Joanna Newsom, “No Provenance” (Have One On Me, 2010)

Image Description
Sitting at an 8-spoked spinning wheel in a barn, a woman spins straw into gold. A bridle hangs from the wall behind her. She wears a white apron embroidered with apples. The wheel is decorated with the glyphs for Sun, Earth, and Moon. The woman’s left foot is on the wheel’s rectangular pedal, and her left foot rests on a sphere. Through the door behind her, there is a gray-brown field of grass with small red branches shooting up. Further back there is a broken fence, where a small black horse with a white face stands next to a red leafless apple tree.
Interpretation
The last Cardinal Virtue in the tarot is Temperance (the others are VIII. Justice and XI. Fortitude). This virtue relates to humans controlling their animal nature, represented as a bridle for the mysterious little horse. The ball and block beneath the woman’s feet are borrowed from Etteilla imagery (see the Grand Etteilla decks in Selected References). The foot on the block is stable and gives motion to the spinning wheel, while the foot on the ball holds steady only through constant movement. One must practice Temperance continually – halting or rushing results in uneven and lumpy spinning.
The apple motif refers to Johnny Appleseed, who is mentioned at the end of the song. He is an icon of conservation and well known for an ascetic Christian lifestyle. However, he has also been criticized for spreading invasive species. He sows seeds indiscriminately and leaves them behind, as we can see from the sprouts poking through the tall grass. Thus, he can be taken as either a representation of Temperance, or of its opposite.

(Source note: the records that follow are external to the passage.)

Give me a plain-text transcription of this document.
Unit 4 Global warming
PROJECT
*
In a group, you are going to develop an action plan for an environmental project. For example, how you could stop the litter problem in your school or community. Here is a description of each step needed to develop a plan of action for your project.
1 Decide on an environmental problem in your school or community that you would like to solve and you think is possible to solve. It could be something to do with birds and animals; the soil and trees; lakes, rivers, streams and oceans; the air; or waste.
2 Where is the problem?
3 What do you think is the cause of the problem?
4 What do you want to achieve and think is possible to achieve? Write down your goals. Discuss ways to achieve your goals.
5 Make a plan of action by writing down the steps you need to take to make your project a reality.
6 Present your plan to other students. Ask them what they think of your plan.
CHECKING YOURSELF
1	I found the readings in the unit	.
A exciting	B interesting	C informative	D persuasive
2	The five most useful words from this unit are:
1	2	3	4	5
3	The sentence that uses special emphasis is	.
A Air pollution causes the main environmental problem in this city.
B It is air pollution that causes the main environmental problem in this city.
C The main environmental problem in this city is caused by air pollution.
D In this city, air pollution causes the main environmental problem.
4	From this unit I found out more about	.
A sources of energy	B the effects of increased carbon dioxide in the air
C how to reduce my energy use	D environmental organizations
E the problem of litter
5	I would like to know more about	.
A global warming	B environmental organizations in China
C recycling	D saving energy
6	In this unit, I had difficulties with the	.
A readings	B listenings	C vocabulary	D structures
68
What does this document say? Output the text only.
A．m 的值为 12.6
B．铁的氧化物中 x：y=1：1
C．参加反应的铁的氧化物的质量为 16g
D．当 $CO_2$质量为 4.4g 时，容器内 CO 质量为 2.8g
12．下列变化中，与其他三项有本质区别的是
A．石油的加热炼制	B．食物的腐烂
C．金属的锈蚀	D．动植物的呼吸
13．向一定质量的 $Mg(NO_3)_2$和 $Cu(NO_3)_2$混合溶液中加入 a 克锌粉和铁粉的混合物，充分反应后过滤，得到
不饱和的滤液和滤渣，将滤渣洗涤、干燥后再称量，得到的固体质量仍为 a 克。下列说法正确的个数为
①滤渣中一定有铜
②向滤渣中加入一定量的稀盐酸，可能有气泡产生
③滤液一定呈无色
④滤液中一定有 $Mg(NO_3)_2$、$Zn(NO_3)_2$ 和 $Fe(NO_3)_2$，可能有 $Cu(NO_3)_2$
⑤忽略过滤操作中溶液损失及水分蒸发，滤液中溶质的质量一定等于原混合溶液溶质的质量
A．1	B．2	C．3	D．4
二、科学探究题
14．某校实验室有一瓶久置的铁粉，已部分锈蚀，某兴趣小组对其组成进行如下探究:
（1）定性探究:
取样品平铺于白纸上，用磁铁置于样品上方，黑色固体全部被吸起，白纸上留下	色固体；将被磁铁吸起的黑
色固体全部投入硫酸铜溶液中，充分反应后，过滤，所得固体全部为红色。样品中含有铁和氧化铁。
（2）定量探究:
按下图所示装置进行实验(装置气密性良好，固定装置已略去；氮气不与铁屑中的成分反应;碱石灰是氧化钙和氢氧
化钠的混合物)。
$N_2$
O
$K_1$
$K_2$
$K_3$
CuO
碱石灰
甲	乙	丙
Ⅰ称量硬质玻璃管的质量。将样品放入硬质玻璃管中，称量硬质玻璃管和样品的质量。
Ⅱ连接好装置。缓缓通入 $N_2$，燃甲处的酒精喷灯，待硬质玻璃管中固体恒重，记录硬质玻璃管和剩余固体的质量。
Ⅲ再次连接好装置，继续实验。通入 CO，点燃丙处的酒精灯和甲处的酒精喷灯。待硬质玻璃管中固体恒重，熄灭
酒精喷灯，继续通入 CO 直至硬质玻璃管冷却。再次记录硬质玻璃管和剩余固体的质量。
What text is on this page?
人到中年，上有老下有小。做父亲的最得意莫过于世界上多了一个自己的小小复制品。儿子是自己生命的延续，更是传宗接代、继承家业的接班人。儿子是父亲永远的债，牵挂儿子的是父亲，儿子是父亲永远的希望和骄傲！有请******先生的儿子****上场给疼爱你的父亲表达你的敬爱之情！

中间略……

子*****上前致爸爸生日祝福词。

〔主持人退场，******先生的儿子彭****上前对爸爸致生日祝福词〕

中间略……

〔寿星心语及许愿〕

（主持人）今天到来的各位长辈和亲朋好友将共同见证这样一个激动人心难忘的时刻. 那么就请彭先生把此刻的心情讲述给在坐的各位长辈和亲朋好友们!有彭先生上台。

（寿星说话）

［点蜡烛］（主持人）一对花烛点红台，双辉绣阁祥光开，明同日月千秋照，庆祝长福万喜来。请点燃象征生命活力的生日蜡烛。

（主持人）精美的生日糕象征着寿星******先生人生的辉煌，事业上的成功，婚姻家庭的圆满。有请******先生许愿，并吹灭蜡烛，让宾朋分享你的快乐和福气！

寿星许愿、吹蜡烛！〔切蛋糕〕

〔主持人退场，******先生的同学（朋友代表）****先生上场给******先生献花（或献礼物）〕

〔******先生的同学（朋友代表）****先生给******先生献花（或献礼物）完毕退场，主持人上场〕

Some occult readings see Temperance, rather than a virtue, as transmutation or alchemy. This could be reflected in the picture too, as straw turns into gold.
The song refers also to the Big Return, the idea that our lives loop infinitely in a cycle with no source, only recursion (similar to XVI. Kingfisher). The narrator regrets the blindness that each new recursion brings, which dooms one to repeat all previous mistakes. In this light, Temperance can be read as a path to self-improvement, hoping to spin the wheel in a new direction.
Selected Meanings
Temperance, self-control, restraint, harmony, health, conservation, preservation, transmutation, excess, animal nature, protection, asceticism, repetition.